Y Pender sonríe con una sonrisa de satisfacción anticipada, que viene a sumarse a la que lleva siempre escrita en el semblante.
—Es más joven de lo que imaginaba —comenta en voz alta, dirigiéndose a la espalda bien formada de Marta, que encogida en su cubículo de cristal comprueba sus billetes de lotería en busca de los números premiados que nunca tiene.
Y con tono de aprobación. Como si pensase complacido en esos años más de venderle trajes a Osnard y disfrutar de su amistad en lugar de identificarlo como lo que en realidad es: un cliente venido del infierno.
Y tras arriesgarse a compartir con Marta esta observación y no recibir más respuesta que un solidario ademán de la morena cabeza, Pender, como siempre que aguardaba a un cliente nuevo, se apostó en la actitud en que deseaba mostrarse.
Pues como la vida lo había enseñado a confiar en las primeras impresiones, atribuía un valor análogo a la primera impresión que él producía en los demás.

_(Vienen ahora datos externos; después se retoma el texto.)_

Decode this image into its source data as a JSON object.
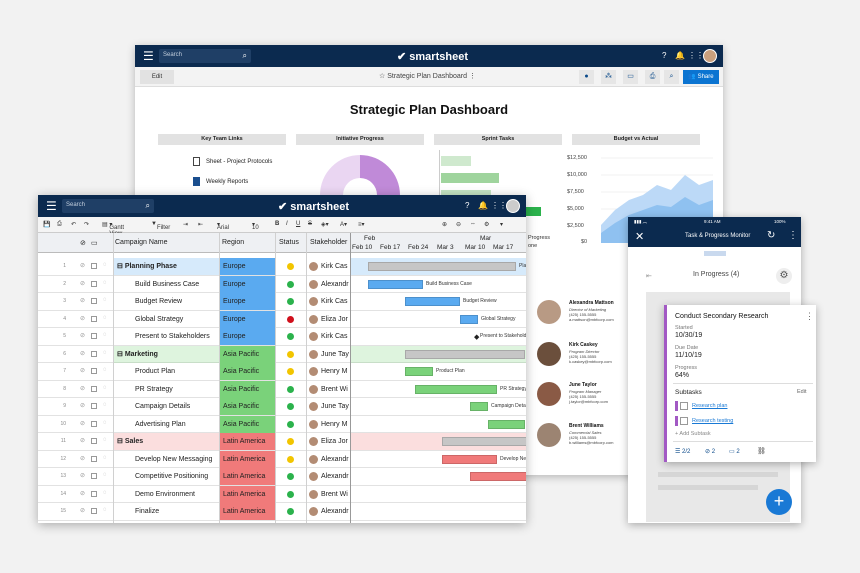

Nadie, por ejemplo, espera hallar a un sastre sentado. Sin embargo Pender había decidido hacía ya mucho tiempo que P & B sería un remanso de paz en un mundo trepidante. Por eso procuraba que lo encontrasen en su butaca inglesa del siglo xviii, a ser posible con un ejemplar del
Times
de dos días atrás abierto sobre la falda.
Y no le molestaba en absoluto que la bandeja del té estuviese en la mesa frente a él, como era el caso en ese momento, colocada entre números atrasados de
Illustrated London News
y
Country Life
, con una tetera de plata auténtica y unos apetitosos sándwiches de pepino extrafinos que Marta acababa de preparar a la perfección en la cocina, donde se recluía voluntariamente durante esos primeros instantes de nerviosismo que experimentaba cualquier cliente nuevo, por temor a que la presencia de una mulata con cicatrices en la cara pudiese resultar amenazadora para el orgullo de un panameño blanco en el difícil trance de engalanarse. Además le gustaba irse allí a leer, ya que por fin había reemprendido sus estudios: psicología, historia social y algo más que Pendel siempre olvidaba. Él le había sugerido que estudiase derecho, pero ella se había negado en redondo, aduciendo que los abogados eran todos unos embusteros.